A new bill before Congress would help seniors pay for long-term care at home. On Thursday, Rep. Thomas Suozzi (D-NY) introduced the Well-Being Insurance for Seniors to be at Home (WISH) Act.

The WISH Act would create a public-private partnership that would create a trust fund to pay for catastrophic care for those who need it. Insurance companies would offer affordable plans and would be funded by social security contributions made by workers and employers with contributions equal to 0.3% of wages.

Rep. Thomas Suozzi (D-NY)

“We have a storm coming, with the number of disabled elders expected to double in the coming years. Fewer family caregivers are available for these aging Americans and the market for long-term care insurance is not currently sufficient to address these demographic challenges,” Suozzi said. “The WISH Act would save the Medicaid program and millions of Americans from financial ruin, would allow people to age at home with dignity, and would create millions of good-paying, middle class jobs in the home health care industry.”

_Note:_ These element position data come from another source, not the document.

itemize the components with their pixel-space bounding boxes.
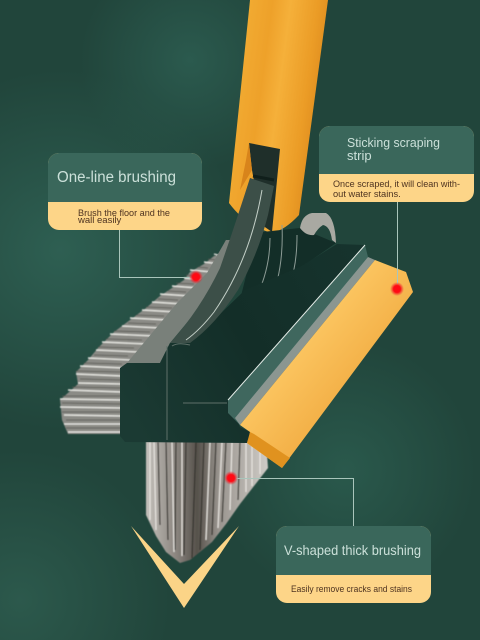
icon: brush head body (120, 244, 365, 443)
callout: sticking scraping strip: Once scraped, it will clean with- (333, 179, 460, 189)
icon: fins behind scraper (240, 213, 336, 302)
icon: scraper blade (228, 245, 413, 468)
icon: upper bristle row (60, 240, 230, 434)
callout: sticking scraping strip: out water stains. (333, 189, 401, 199)
callout: sticking scraping strip: strip (347, 148, 372, 163)
marker dots (189, 270, 404, 485)
connector lines (120, 202, 398, 526)
callout: one-line brushing: One-line brushing (57, 169, 176, 186)
icon: gray strip above bristles (127, 240, 240, 363)
icon: orange handle (229, 0, 328, 233)
callout: one-line brushing: Brush the floor and the (78, 208, 170, 219)
callout: one-line brushing (48, 153, 202, 230)
callout: v-shaped thick brushing: V-shaped thick brushing (284, 542, 421, 558)
callout: v-shaped thick brushing (276, 526, 431, 603)
icon: brush neck arm (167, 176, 274, 440)
icon: lower bristle block (146, 440, 268, 563)
callout: v-shaped thick brushing: Easily remove cracks and stains (291, 584, 412, 594)
callout: sticking scraping strip (319, 126, 474, 202)
icon: V-shaped down arrow (131, 526, 239, 608)
callout: sticking scraping strip: Sticking scraping (347, 135, 440, 150)
callout: one-line brushing: wall easily (77, 215, 122, 226)
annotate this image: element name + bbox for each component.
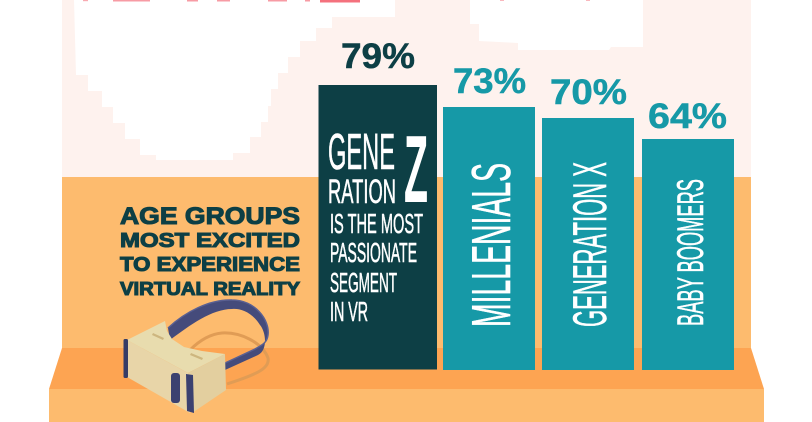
bar: Generation X 70%	[542, 73, 634, 370]
bar: Generation Z 79%: Z	[404, 116, 428, 223]
headset left edge strip	[124, 339, 128, 378]
bar: Generation Z 79%	[318, 37, 437, 370]
value: 79%: 79%	[341, 37, 415, 76]
headset strap upper edge	[168, 300, 268, 363]
icon: VR headset	[124, 300, 268, 413]
panel: front ledge	[49, 389, 764, 422]
label: Generation Z is the most passionate segment in VR	[328, 116, 428, 327]
heading: age groups most excited: AGE GROUPS	[120, 203, 300, 230]
heading: age groups most excited	[120, 203, 300, 299]
bar: Baby Boomers 64%	[642, 97, 734, 370]
headset top face	[127, 321, 225, 373]
heading: age groups most excited: TO EXPERIENCE	[120, 254, 300, 276]
headset side face	[188, 354, 226, 413]
heading: age groups most excited: MOST EXCITED	[120, 229, 300, 252]
bar chart	[318, 37, 734, 370]
label: Generation Z is the most passionate segment in VR: IS THE MOST	[330, 208, 423, 239]
bar: Baby Boomers 64%: BABY BOOMERS	[670, 179, 711, 326]
label: Millenials: MILLENIALS	[460, 163, 522, 327]
panel: orange wall	[62, 177, 751, 348]
panel: pale pink wall	[62, 0, 751, 177]
white erased area, right	[470, 0, 643, 50]
bar: Millenials 73%	[443, 62, 535, 370]
label: Generation Z is the most passionate segment in VR: IN VR	[330, 296, 368, 327]
white erased area, left	[74, 0, 395, 160]
label: Generation Z is the most passionate segment in VR: GENE	[328, 123, 395, 180]
headset strap	[168, 300, 268, 370]
heading: age groups most excited: VIRTUAL REALITY	[120, 279, 300, 299]
headset front face	[127, 340, 190, 413]
cropped red heading remnants	[83, 0, 590, 2]
panel: darker orange floor	[49, 348, 764, 389]
label: Generation Z is the most passionate segment in VR: RATION	[328, 173, 396, 211]
headset top tabs	[152, 333, 203, 360]
value: 64%: 64%	[648, 97, 727, 136]
value: 73%: 73%	[453, 62, 526, 101]
headset lens slot	[171, 373, 180, 403]
headset right edge strip	[186, 374, 194, 413]
label: Generation Z is the most passionate segment in VR: SEGMENT	[330, 267, 397, 298]
headset shadow	[190, 333, 268, 384]
label: Generation Z is the most passionate segment in VR: PASSIONATE	[330, 237, 417, 268]
value: 70%: 70%	[550, 73, 627, 112]
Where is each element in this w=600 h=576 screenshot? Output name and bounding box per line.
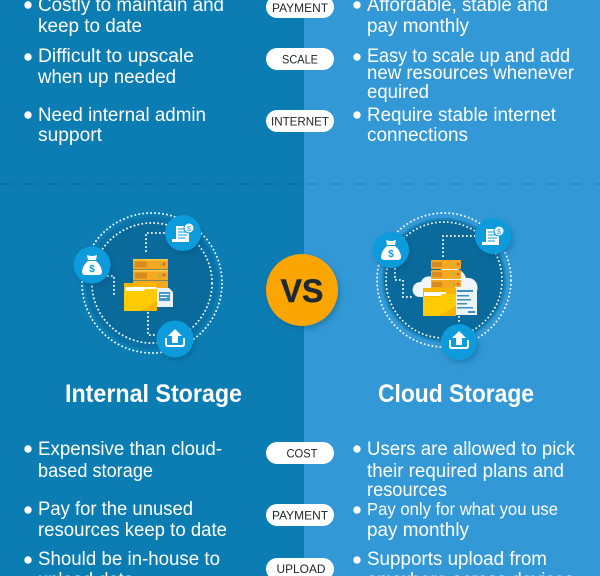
icon: document [455,287,477,315]
text block: cloud storage bottom list: Supports upload from [367,549,547,570]
icon: folder [124,283,157,311]
icon: receipt [475,218,511,254]
text block: cloud storage top list: Easy to scale up and add [367,46,570,67]
label pill: upload [266,558,334,576]
VS badge [266,254,338,326]
panel: cloud storage background [304,0,600,576]
text block: internal storage bottom list: Pay for the unused [38,499,193,520]
text block: internal storage bottom list: Should be in-house to [38,549,220,570]
icon: money bag: $ [89,264,95,275]
label pill: payment bottom [266,504,334,526]
label pill: scale [266,48,334,70]
VS badge: VS [281,273,323,309]
label pill: internet [266,110,334,132]
icon: cloud storage diagram [373,213,511,360]
text block: internal storage top list: Need internal admin [38,105,206,126]
text block: cloud storage bottom list: pay monthly [367,520,469,541]
icon: cloud [413,268,478,297]
label pill: cost: COST [286,446,318,460]
label pill: scale: SCALE [282,52,318,66]
icon: receipt: $ [497,229,501,236]
label pill: payment top [266,0,334,18]
text block: cloud storage top list: connections [367,125,468,146]
text block: internal storage bottom list: Expensive than cloud- [38,439,222,460]
text block: internal storage bottom list: resources keep to date [38,520,227,541]
text block: cloud storage bottom list: resources [367,480,447,501]
label pill: payment top: PAYMENT [272,1,329,15]
text block: cloud storage bottom list [353,439,575,576]
icon: money bag [373,232,409,268]
icon: server stack [431,260,461,289]
text block: internal storage top list: support [38,125,103,146]
icon: upload [441,324,477,360]
text block: internal storage top list: when up needed [37,67,176,88]
icon: upload [156,320,194,358]
label pill: upload: UPLOAD [276,562,326,576]
icon: server stack [133,259,168,291]
text block: cloud storage top list: pay monthly [367,16,469,37]
icon: folder [423,288,456,316]
icon: money bag [74,246,110,284]
text block: cloud storage top list: equired [367,82,429,103]
text block: internal storage top list: Difficult to upscale [38,46,194,67]
text block: internal storage top list: keep to date [38,16,142,37]
text block: internal storage top list [24,0,224,146]
icon: receipt: $ [187,226,191,233]
panel: internal storage background [0,0,304,576]
text block: cloud storage bottom list: Users are allowed to pick [367,439,575,460]
icon: money bag: $ [388,249,394,260]
label pill: cost [266,442,334,464]
heading: cloud storage: Cloud Storage [378,380,534,408]
text block: internal storage bottom list [24,439,227,576]
text block: cloud storage top list [353,0,575,146]
icon: receipt [165,215,201,251]
text block: internal storage bottom list: based storage [38,461,153,482]
label pill: payment bottom: PAYMENT [272,508,329,522]
text block: cloud storage top list: new resources whenever [367,63,575,84]
text block: cloud storage top list: Require stable internet [367,105,557,126]
icon: internal storage diagram [74,213,222,358]
heading: internal storage: Internal Storage [65,380,242,408]
text block: cloud storage bottom list: their required plans and [367,461,564,482]
text block: cloud storage bottom list: Pay only for what you use [367,499,558,519]
label pill: internet: INTERNET [271,114,330,128]
icon: document [157,288,173,307]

LeadingAge, which represents approximately 5,000 nonprofit senior service organizations, hailed the legislation.

“This really puts you in the driving seat of your own long-term care episode and utilization, as opposed to kind of having to turn to Medicaid,” Ruth Katz, LeadingAge Sr. Vice President of Public Policy, told McKnight’s Home Care Daily.

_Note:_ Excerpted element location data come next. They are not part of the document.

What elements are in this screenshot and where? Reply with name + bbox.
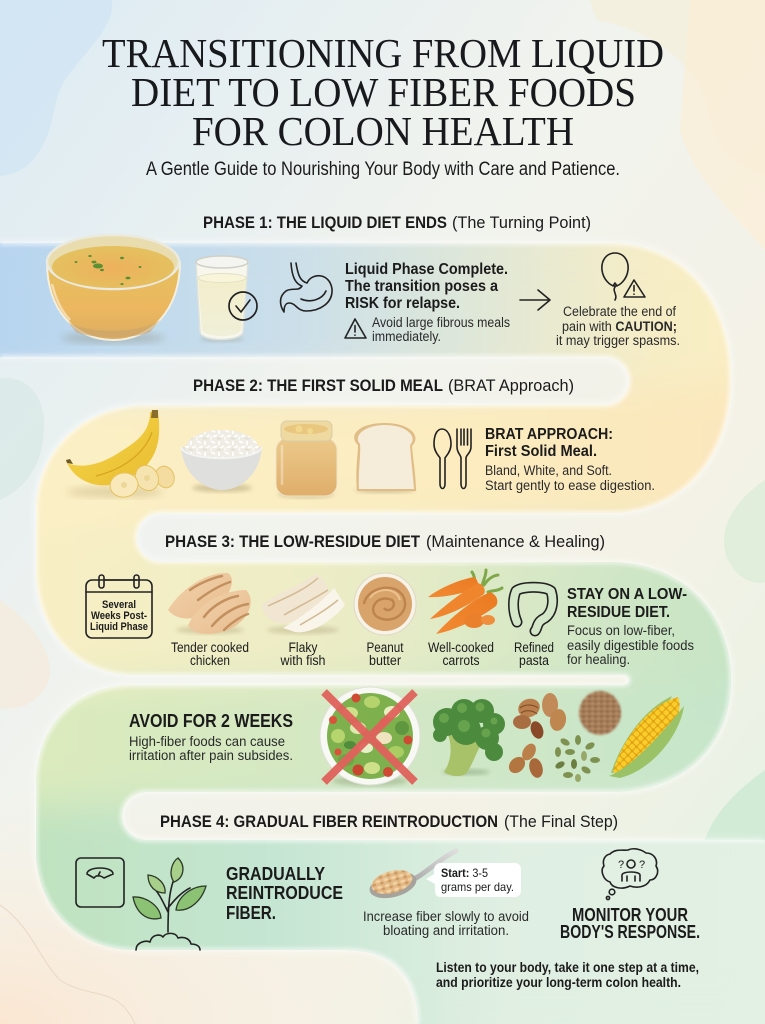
icon: colon — [514, 587, 553, 631]
text: BRAT approach: Bland, White, and Soft. — [485, 463, 612, 478]
text: stay on a low-residue diet: Focus on low-fiber, — [567, 623, 675, 638]
closing message: and prioritize your long-term colon health. — [436, 975, 681, 990]
icon: carrots — [428, 570, 502, 634]
labels: low-residue foods: Well-cooked — [428, 640, 494, 655]
text: monitor your body's response — [560, 905, 700, 942]
icon: stomach — [280, 263, 332, 312]
icon: bowl of rice — [181, 430, 262, 492]
text: avoid for 2 weeks: irritation after pain subsides. — [129, 748, 293, 763]
callout: start fiber amount — [426, 863, 521, 897]
ribbon pathway — [0, 240, 765, 1024]
text: avoid fibrous meals: Avoid large fibrous meals — [372, 315, 510, 330]
title: FOR COLON HEALTH — [192, 108, 574, 154]
labels: low-residue foods: pasta — [519, 653, 549, 668]
text: liquid phase complete — [345, 261, 508, 312]
icon: warning triangle — [345, 319, 366, 338]
text: monitor your body's response: BODY'S RESPONSE. — [560, 922, 700, 942]
heading: phase 4: (The Final Step) — [504, 812, 618, 831]
icon: slice of bread — [354, 423, 416, 493]
text: gradually reintroduce fiber — [226, 864, 343, 923]
heading: phase 1: PHASE 1: THE LIQUID DIET ENDS — [203, 213, 447, 232]
text: BRAT approach: BRAT APPROACH: — [485, 426, 613, 443]
icon: balloon with warning — [602, 253, 645, 300]
heading: phase 1: (The Turning Point) — [452, 213, 591, 232]
labels: low-residue foods — [171, 640, 554, 668]
text: monitor your body's response: MONITOR YOUR — [572, 905, 688, 925]
text: stay on a low-residue diet: STAY ON A LOW- — [567, 586, 687, 603]
icon: sprout — [133, 858, 206, 950]
text: liquid phase complete: Liquid Phase Complete. — [345, 261, 508, 278]
heading: phase 3: PHASE 3: THE LOW-RESIDUE DIET — [165, 532, 421, 551]
title: TRANSITIONING FROM LIQUID — [102, 30, 664, 76]
text: avoid for 2 weeks: High-fiber foods can cause — [129, 734, 285, 749]
icon: calendar: Liquid Phase — [90, 621, 148, 633]
icon: thought bubble: ? — [639, 859, 645, 871]
icon: nuts and almonds — [506, 693, 568, 779]
text: stay on a low-residue diet: for healing. — [567, 652, 630, 667]
icon: applesauce jar — [276, 421, 337, 498]
icon: peanut butter — [354, 573, 416, 635]
labels: low-residue foods: Flaky — [288, 640, 318, 655]
closing message — [436, 960, 699, 990]
icon: flaky fish — [262, 573, 345, 634]
text: gradually reintroduce fiber: GRADUALLY — [226, 864, 325, 884]
text: increase fiber slowly: bloating and irritation. — [383, 923, 509, 938]
icon: thought bubble — [602, 849, 658, 900]
icon: spoon and fork — [434, 429, 471, 488]
icon: broth bowl — [47, 235, 180, 343]
labels: low-residue foods: butter — [369, 653, 401, 668]
labels: low-residue foods: Tender cooked — [171, 640, 249, 655]
callout: start fiber amount: Start: 3-5 — [441, 866, 488, 880]
title — [102, 30, 664, 154]
labels: low-residue foods: Peanut — [366, 640, 404, 655]
icon: calendar: Several — [102, 599, 136, 611]
closing message: Listen to your body, take it one step at a time, — [436, 960, 699, 975]
text: gradually reintroduce fiber: FIBER. — [226, 903, 276, 923]
icon: flax seeds — [579, 691, 621, 735]
text: avoid for 2 weeks — [129, 711, 293, 763]
icon: weighing scale — [76, 858, 124, 907]
title: DIET TO LOW FIBER FOODS — [131, 69, 636, 115]
heading: phase 2: (BRAT Approach) — [448, 376, 574, 395]
text: celebrate with caution — [556, 304, 680, 348]
labels: low-residue foods: with fish — [280, 653, 326, 668]
icon: banana — [66, 410, 177, 499]
icon: cooked chicken — [168, 573, 251, 634]
icon: calendar: Weeks Post- — [91, 610, 147, 622]
labels: low-residue foods: Refined — [514, 640, 554, 655]
icon: check mark — [229, 292, 257, 320]
labels: low-residue foods: chicken — [190, 653, 230, 668]
text: stay on a low-residue diet: easily digestible foods — [567, 638, 694, 653]
icon: crossed-out salad — [320, 687, 420, 786]
heading: phase 3: (Maintenance & Healing) — [426, 532, 605, 551]
text: celebrate with caution: pain with CAUTION; — [562, 319, 677, 334]
icon: calendar — [86, 575, 152, 638]
text: stay on a low-residue diet: RESIDUE DIET. — [567, 604, 670, 621]
text: increase fiber slowly — [363, 909, 529, 938]
text: liquid phase complete: The transition poses a — [345, 278, 498, 295]
heading: phase 2: PHASE 2: THE FIRST SOLID MEAL — [193, 376, 443, 395]
text: avoid fibrous meals: immediately. — [372, 329, 441, 344]
icon: thought bubble: ? — [618, 859, 624, 871]
labels: low-residue foods: carrots — [442, 653, 480, 668]
text: celebrate with caution: Celebrate the end of — [563, 304, 676, 319]
heading: phase 4: PHASE 4: GRADUAL FIBER REINTRODUCTION — [160, 812, 498, 831]
text: celebrate with caution: it may trigger spasms. — [556, 333, 680, 348]
arrow — [520, 290, 550, 310]
text: avoid for 2 weeks: AVOID FOR 2 WEEKS — [129, 711, 293, 731]
callout: start fiber amount: grams per day. — [441, 880, 514, 894]
icon: spoon of fiber — [367, 851, 456, 903]
icon: corn cob — [609, 696, 684, 778]
text: stay on a low-residue diet — [567, 586, 694, 667]
text: BRAT approach: First Solid Meal. — [485, 443, 597, 460]
text: liquid phase complete: RISK for relapse. — [345, 295, 460, 312]
text: avoid fibrous meals — [372, 315, 510, 344]
subtitle: A Gentle Guide to Nourishing Your Body with Care and Patience. — [146, 159, 620, 180]
icon: broccoli — [433, 699, 505, 776]
text: increase fiber slowly: Increase fiber slowly to avoid — [363, 909, 529, 924]
icon: glass of clear liquid — [196, 256, 248, 342]
text: BRAT approach: Start gently to ease digestion. — [485, 478, 655, 493]
text: BRAT approach — [485, 426, 655, 493]
heading: phase 3 — [165, 532, 605, 551]
icon: pumpkin seeds — [554, 735, 600, 782]
text: gradually reintroduce fiber: REINTRODUCE — [226, 883, 343, 903]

A 2019 study funded by the National Investment Center for Seniors Housing & Care (NIC) found more than half of the nation’s 14.4 million middle-income older adults in 2029 won’t have the financial resources needed to pay for senior housing or in-home care. The study said a combination of public and private efforts, such as those addressed in the WISH Act, are needed to address the coming crisis.

The WISH Act comes a decade after the CLASS Act, which created a long-term care program, failed to make it into the federal healthcare insurance law, the Affordable Care Act. Katz said that plan fell short in part because worker contributions were voluntary.

“The limitation was that you could opt out of class, which meant it was going to go into that death spiral,” Katz said.

Although Medicaid covers long-term care for American living in poverty, Medicare does not cover the long-term care needs of others. Many middle-income Americans, who don’t have privately-insured long-term care plans, must pay for that care out of pocket. Those that  spend down savings can qualify for long-term care under state-funded Medicaid programs.